Bulk Up the Blunt Force

The 2018 National Defense Strategy calls for an investment in a “blunt layer” of forces forward to delay, degrade, and deny the enemy’s attempt to achieve a fait accompli. This war-preventing force is expensive and at heavy risk because it must be deployed close to China’s borders, often in allied territory, and be exposed to a greater magnitude of China’s offensive force. While the blunt layer concept is a good one, the Trump administration has done little, if anything, to bolster it in the Indo-Pacific. The Biden Department of Defense should look to conduct an early review of conventional posture in the region and identify ways to qualitatively enhance these forces with the goal of raising the costs of the People’s Liberation Army’s path to a fait accompli. This will be a test of America’s ability to prioritize budget resources for forward-deployed forces as much as that of allies and partners to provide critical access.
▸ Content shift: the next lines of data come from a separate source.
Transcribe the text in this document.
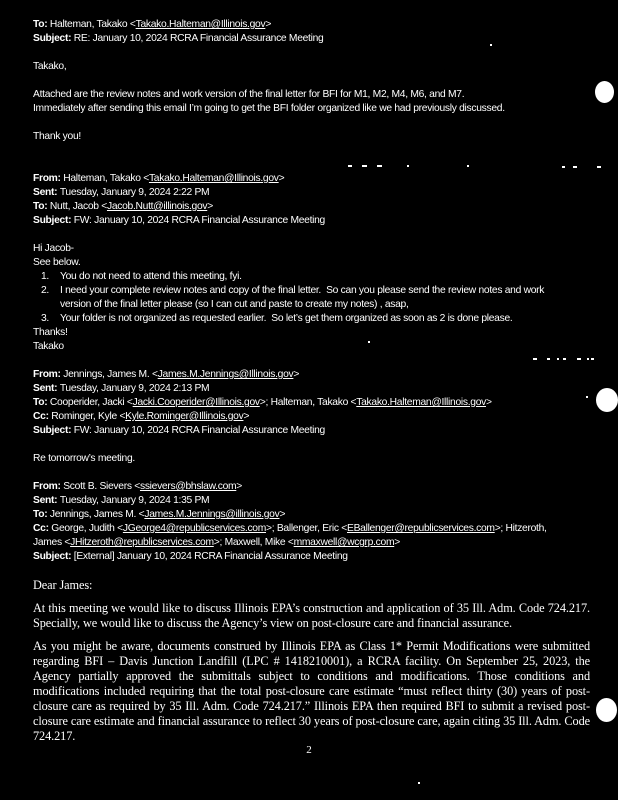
To: Halteman, Takako <Takako.Halteman@Illinois.gov>
Subject: RE: January 10, 2024 RCRA Financial Assurance Meeting
Takako,
Attached are the review notes and work version of the final letter for BFI for M1, M2, M4, M6, and M7.
Immediately after sending this email I’m going to get the BFI folder organized like we had previously discussed.
Thank you!
From: Halteman, Takako <Takako.Halteman@Illinois.gov>
Sent: Tuesday, January 9, 2024 2:22 PM
To: Nutt, Jacob <Jacob.Nutt@illinois.gov>
Subject: FW: January 10, 2024 RCRA Financial Assurance Meeting
Hi Jacob-
See below.
1. You do not need to attend this meeting, fyi.
2. I need your complete review notes and copy of the final letter.  So can you please send the review notes and work
version of the final letter please (so I can cut and paste to create my notes) , asap,
3. Your folder is not organized as requested earlier.  So let’s get them organized as soon as 2 is done please.
Thanks!
Takako
From: Jennings, James M. <James.M.Jennings@Illinois.gov>
Sent: Tuesday, January 9, 2024 2:13 PM
To: Cooperider, Jacki <Jacki.Cooperider@Illinois.gov>; Halteman, Takako <Takako.Halteman@Illinois.gov>
Cc: Rominger, Kyle <Kyle.Rominger@Illinois.gov>
Subject: FW: January 10, 2024 RCRA Financial Assurance Meeting
Re tomorrow’s meeting.
From: Scott B. Sievers <ssievers@bhslaw.com>
Sent: Tuesday, January 9, 2024 1:35 PM
To: Jennings, James M. <James.M.Jennings@illinois.gov>
Cc: George, Judith <JGeorge4@republicservices.com>; Ballenger, Eric <EBallenger@republicservices.com>; Hitzeroth,
James <JHitzeroth@republicservices.com>; Maxwell, Mike <mmaxwell@wcgrp.com>
Subject: [External] January 10, 2024 RCRA Financial Assurance Meeting
Dear James:
At this meeting we would like to discuss Illinois EPA’s construction and application of 35 Ill. Adm. Code 724.217. Specially, we would like to discuss the Agency’s view on post-closure care and financial assurance.
As you might be aware, documents construed by Illinois EPA as Class 1* Permit Modifications were submitted regarding BFI – Davis Junction Landfill (LPC # 1418210001), a RCRA facility. On September 25, 2023, the Agency partially approved the submittals subject to conditions and modifications. Those conditions and modifications included requiring that the total post-closure care estimate “must reflect thirty (30) years of post-closure care as required by 35 Ill. Adm. Code 724.217.” Illinois EPA then required BFI to submit a revised post-closure care estimate and financial assurance to reflect 30 years of post-closure care, again citing 35 Ill. Adm. Code 724.217.
2
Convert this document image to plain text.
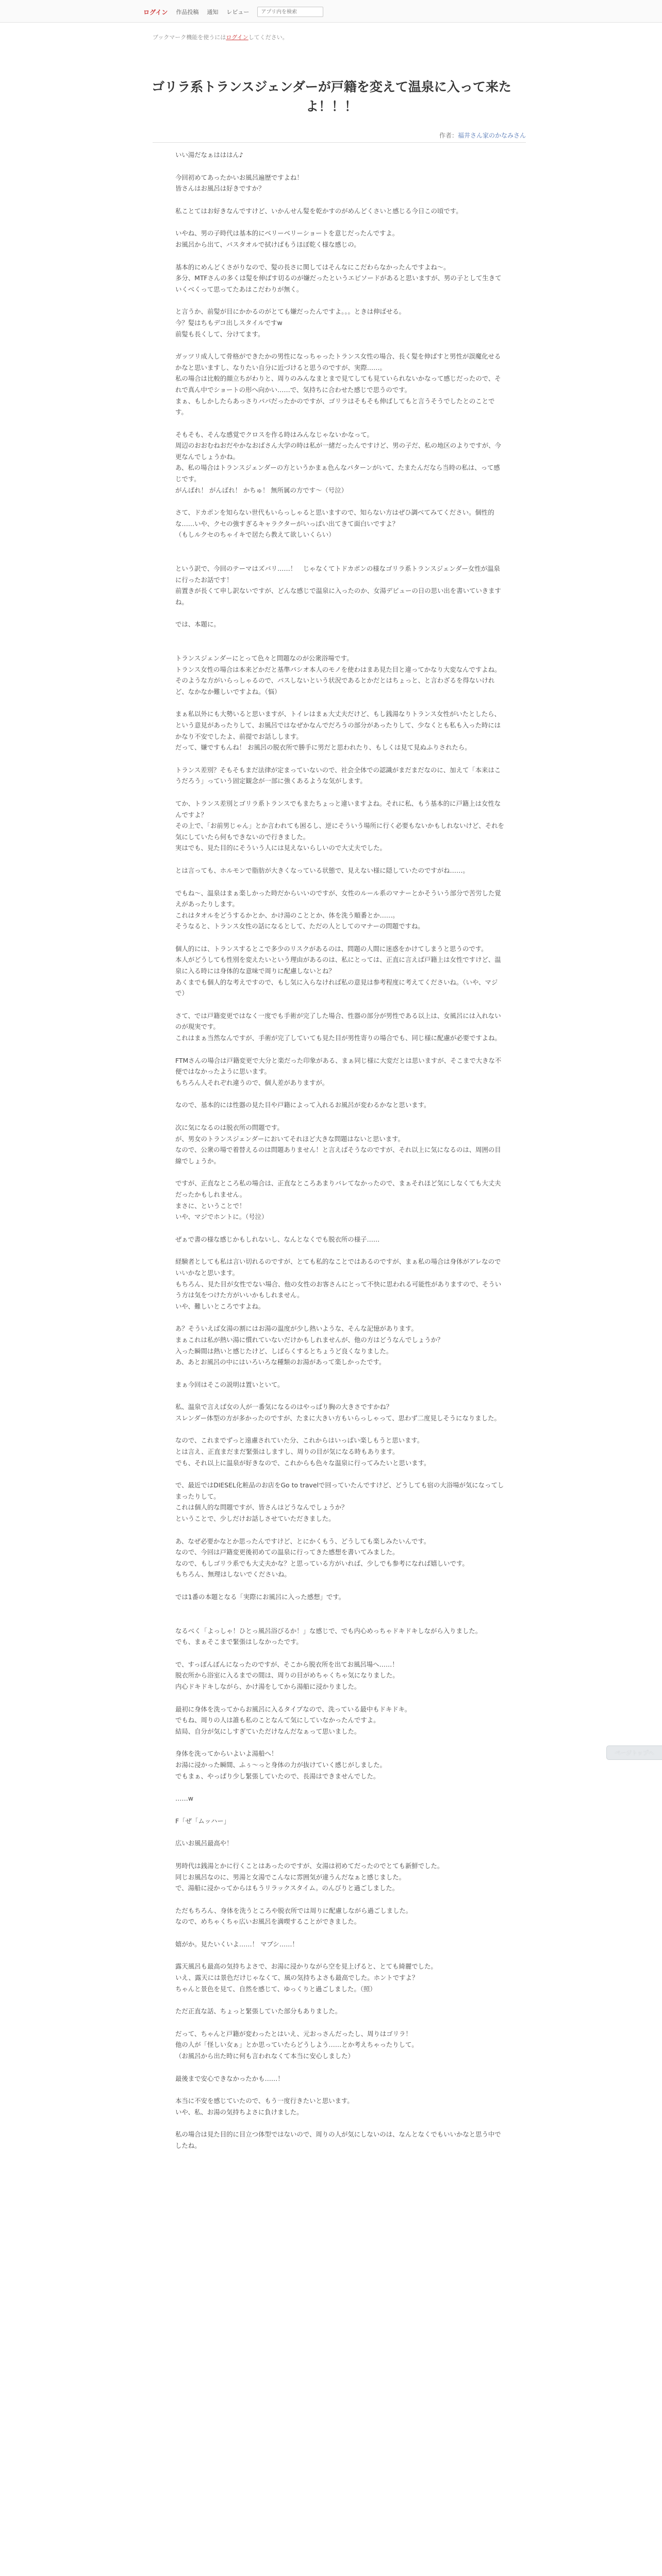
ログイン 作品投稿 通知 レビュー
アプリ内を検索
ブックマーク機能を使うにはログインしてください。
ゴリラ系トランスジェンダーが戸籍を変えて温泉に入って来たよ！！！
作者：福井さん家のかなみさん

いい湯だなぁはははん♪

今回初めてあったかいお風呂遍歴ですよね！
皆さんはお風呂は好きですか？

私ことてはお好きなんですけど、いかんせん髪を乾かすのがめんどくさいと感じる今日この頃です。

いやね、男の子時代は基本的にベリーベリーショートを意じだったんですよ。
お風呂から出て、バスタオルで拭けばもうほぼ乾く様な感じの。

基本的にめんどくさがりなので、髪の長さに関してはそんなにこだわらなかったんですよね～。
多分、MTFさんの多くは髪を伸ばす切るのが嫌だったというエピソードがあると思いますが、男の子として生きていくべくって思ってたあはこだわりが無く。

と言うか、前髪が目にかかるのがとても嫌だったんですよ。。。ときは伸ばせる。
今？髪はちもデコ出しスタイルですw
前髪も長くして、分けてます。

ガッツリ成人して骨格ができたかの男性になっちゃったトランス女性の場合、長く髪を伸ばすと男性が誤魔化せるかなと思いますし、なりたい自分に近づけると思うのですが、実際……。
私の場合は比較的顔立ちがわりと、周りのみんなまとまで見てしても見ていられないかなって感じだったので、それで真ん中でショートの形へ向かい……で、気持ちに合わせた感じで思うのです。
まぁ、もしかしたらあっさりパパだったかのですが、ゴリラはそもそも伸ばしてもと言うそうでしたとのことです。

そもそも、そんな感覚でクロスを作る時はみんなじゃないかなって。
周辺のおおむねおだやかなおばさん大学の時は私が一緒だったんですけど、男の子だ、私の地区のよりですが、今更なんでしょうかね。
あ、私の場合はトランスジェンダーの方というかまぁ色んなパターンがいて、たまたんだなら当時の私は、って感じです。
がんばれ！ がんばれ！ かちゅ！ 無所属の方です～（号泣）

さて、ドカポンを知らない世代もいらっしゃると思いますので、知らない方はぜひ調べてみてください。個性的な……いや、クセの強すぎるキャラクターがいっぱい出てきて面白いですよ？
（もしルクセのちゃイキで居たら教えて欲しいくらい）

という訳で、今回のテーマはズバリ……！　じゃなくてトドカポンの様なゴリラ系トランスジェンダー女性が温泉に行ったお話です！
前置きが長くて申し訳ないですが、どんな感じで温泉に入ったのか、女湯デビューの日の思い出を書いていきますね。

では、本題に。

トランスジェンダーにとって色々と問題なのが公衆浴場です。
トランス女性の場合は本来どかだと基準パシオ本人のモノを使わはまあ見た目と違ってかなり大変なんですよね。
そのような方がいらっしゃるので、パスしないという状況であるとかだとはちょっと、と言わざるを得ないけれど、なかなか難しいですよね。（悩）

まぁ私以外にも大勢いると思いますが、トイレはまぁ大丈夫だけど、もし銭湯なりトランス女性がいたとしたら、という意見があったりして、お風呂ではなぜかなんでだろうの部分があったりして、少なくとも私も入った時にはかなり不安でしたよ、前提でお話しします。
だって、嫌ですもんね！ お風呂の脱衣所で勝手に男だと思われたり、もしくは見て見ぬふりされたら。

トランス差別？そもそもまだ法律が定まっていないので、社会全体での認識がまだまだなのに、加えて「本来はこうだろう」っていう固定観念が一部に強くあるような気がします。

てか、トランス差別とゴリラ系トランスでもまたちょっと違いますよね。それに私、もう基本的に戸籍上は女性なんですよ？
その上で、「お前男じゃん」とか言われても困るし、逆にそういう場所に行く必要もないかもしれないけど、それを気にしていたら何もできないので行きました。
実はでも、見た目的にそういう人には見えないらしいので大丈夫でした。

とは言っても、ホルモンで脂肪が大きくなっている状態で、見えない様に隠していたのですがね……。

でもね～、温泉はまぁ楽しかった時だからいいのですが、女性のルール系のマナーとかそういう部分で苦労した覚えがあったりします。
これはタオルをどうするかとか、かけ湯のこととか、体を洗う順番とか……。
そうなると、トランス女性の話になるとして、ただの人としてのマナーの問題ですね。

個人的には、トランスするとこで多少のリスクがあるのは、問題の人間に迷惑をかけてしまうと思うのです。
本人がどうしても性別を変えたいという理由があるのは、私にとっては、正直に言えば戸籍上は女性ですけど、温泉に入る時には身体的な意味で周りに配慮しないとね？
あくまでも個人的な考えですので、もし気に入らなければ私の意見は参考程度に考えてくださいね。（いや、マジで）

さて、では戸籍変更ではなく一度でも手術が完了した場合、性器の部分が男性である以上は、女風呂には入れないのが現実です。
これはまぁ当然なんですが、手術が完了していても見た目が男性寄りの場合でも、同じ様に配慮が必要ですよね。

FTMさんの場合は戸籍変更で大分と楽だった印象がある、まぁ同じ様に大変だとは思いますが、そこまで大きな不便ではなかったように思います。
もちろん人それぞれ違うので、個人差がありますが。

なので、基本的には性器の見た目や戸籍によって入れるお風呂が変わるかなと思います。

次に気になるのは脱衣所の問題です。
が、男女のトランスジェンダーにおいてそれほど大きな問題はないと思います。
なので、公衆の場で着替えるのは問題ありません！と言えばそうなのですが、それ以上に気になるのは、周囲の目線でしょうか。

ですが、正直なところ私の場合は、正直なところあまりバレてなかったので、まぁそれほど気にしなくても大丈夫だったかもしれません。
まさに、ということで！
いや、マジでホントに。（号泣）

ぜぁで書の様な感じかもしれないし、なんとなくでも脱衣所の様子……

経験者としても私は言い切れるのですが、とても私的なことではあるのですが、まぁ私の場合は身体がアレなのでいいかなと思います。
もちろん、見た目が女性でない場合、他の女性のお客さんにとって不快に思われる可能性がありますので、そういう方は気をつけた方がいいかもしれません。
いや、難しいところですよね。

あ？そういえば女湯の割にはお湯の温度が少し熱いような、そんな記憶があります。
まぁこれは私が熱い湯に慣れていないだけかもしれませんが、他の方はどうなんでしょうか？
入った瞬間は熱いと感じたけど、しばらくするとちょうど良くなりました。
あ、あとお風呂の中にはいろいろな種類のお湯があって楽しかったです。

まぁ今回はそこの説明は置いといて。

私、温泉で言えば女の人が一番気になるのはやっぱり胸の大きさですかね？
スレンダー体型の方が多かったのですが、たまに大きい方もいらっしゃって、思わず二度見しそうになりました。

なので、これまでずっと遠慮されていた分、これからはいっぱい楽しもうと思います。
とは言え、正直まだまだ緊張はしますし、周りの目が気になる時もあります。
でも、それ以上に温泉が好きなので、これからも色々な温泉に行ってみたいと思います。

で、最近ではDIESEL化粧品のお店をGo to travelで回っていたんですけど、どうしても宿の大浴場が気になってしまったりして。
これは個人的な問題ですが、皆さんはどうなんでしょうか？
ということで、少しだけお話しさせていただきました。

あ、なぜ必要かなとか思ったんですけど、とにかくもう、どうしても楽しみたいんです。
なので、今回は戸籍変更後初めての温泉に行ってきた感想を書いてみました。
なので、もしゴリラ系でも大丈夫かな？と思っている方がいれば、少しでも参考になれば嬉しいです。
もちろん、無理はしないでくださいね。

では1番の本題となる「実際にお風呂に入った感想」です。

なるべく「よっしゃ！ひとっ風呂浴びるか！」な感じで、でも内心めっちゃドキドキしながら入りました。
でも、まぁそこまで緊張はしなかったです。

で、すっぽんぽんになったのですが、そこから脱衣所を出てお風呂場へ……！
脱衣所から浴室に入るまでの間は、周りの目がめちゃくちゃ気になりました。
内心ドキドキしながら、かけ湯をしてから湯船に浸かりました。

最初に身体を洗ってからお風呂に入るタイプなので、洗っている最中もドキドキ。
でもね、周りの人は誰も私のことなんて気にしていなかったんですよ。
結局、自分が気にしすぎていただけなんだなぁって思いました。

身体を洗ってからいよいよ湯船へ！
お湯に浸かった瞬間、ふぅ～っと身体の力が抜けていく感じがしました。
でもまぁ、やっぱり少し緊張していたので、長湯はできませんでした。

……w

F「ぜ「ムッハー」

広いお風呂最高や！

男時代は銭湯とかに行くことはあったのですが、女湯は初めてだったのでとても新鮮でした。
同じお風呂なのに、男湯と女湯でこんなに雰囲気が違うんだなぁと感じました。
で、湯船に浸かってからはもうリラックスタイム。のんびりと過ごしました。

ただもちろん、身体を洗うところや脱衣所では周りに配慮しながら過ごしました。
なので、めちゃくちゃ広いお風呂を満喫することができました。

嬉がか。見たいくいよ……！ マブシ……！

露天風呂も最高の気持ちよさで、お湯に浸かりながら空を見上げると、とても綺麗でした。
いえ、露天には景色だけじゃなくて、風の気持ちよさも最高でした。ホントですよ？
ちゃんと景色を見て、自然を感じて、ゆっくりと過ごしました。（照）

ただ正直な話、ちょっと緊張していた部分もありました。

だって、ちゃんと戸籍が変わったとはいえ、元おっさんだったし、周りはゴリラ！
他の人が「怪しい女ぁ」とか思っていたらどうしよう……とか考えちゃったりして。
（お風呂から出た時に何も言われなくて本当に安心しました）

最後まで安心できなかったかも……！

本当に不安を感じていたので、もう一度行きたいと思います。
いや、私、お湯の気持ちよさに負けました。

私の場合は見た目的に目立つ体型ではないので、周りの人が気にしないのは、なんとなくでもいいかなと思う中でしたね。

ページトップへ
Continue to Deepen the U.S.-Taiwanese Relationship and Avoid Making it a Subset of U.S.-Chinese Policy

The U.S. relationship with Taiwan has gone through so many positive changes in the last several decades. During this time, Taiwan has emerged as a vibrant democracy that has become a social, technological, and public health example to the world. Washington’s relationship with Taipei has also made great strides, including in recent years. Congress can be expected to continue bipartisan efforts to enhance this relationship, including advocating aggressively for a bilateral trade agreement. The Biden administration will have to consider ways in which it can continue to strengthen the relationship, in the security domain but also in the areas of health policy, technology competitiveness, and supply chain security. Instead of a distraction or a hindrance, America’s relationship with the vibrant island democracy is a competitive advantage for U.S. foreign policy.

What’s Next?

The months ahead will see a slow rollout of Biden’s China policy as the team continues to staff up and review existing policy. Early signs of support for Taiwan, a continuation of maritime presence in the Western Pacific, a focus on China’s human rights record, and clear and direct messaging from the State Department are encouraging. Biden also singled China out in his first major foreign policy speech as America’s “most serious competitor” and insisted that his administration will engage in “extreme competition” with Beijing. There have also been stumbles, including the administration’s inconsistent signaling on the Huawei threat. However, just like the Truman-Eisenhower-Kennedy early years of the U.S.-Soviet competition, it appears for now that the Biden team is prepared to adopt the same macro-level approach to Beijing as the Trump administration while adopting their own priorities and methods to address the challenge. Republicans on Capitol Hill should be prepared to support the spirit of this agenda while offering thoughtful criticism when warranted and continuing to expand the successful bipartisan legislative agenda of 2018 to 2020. For their part, the Biden administration should expect that Democrats in Congress won’t shy away from rigorous and public oversight of their decision-making. Policy differences will not fade away — nor should analysts want them too — but the most successful China policy for the United States will be one where the two parties complement one other’s strengths and find ways to disagree without being disagreeable.

 

 

Eric Sayers is a visiting fellow at the American Enterprise Institute. He previously worked as a professional staff member on the Senate Armed Services Committee and as a consultant to U.S. Pacific Command, where he worked as special assistant to the commander.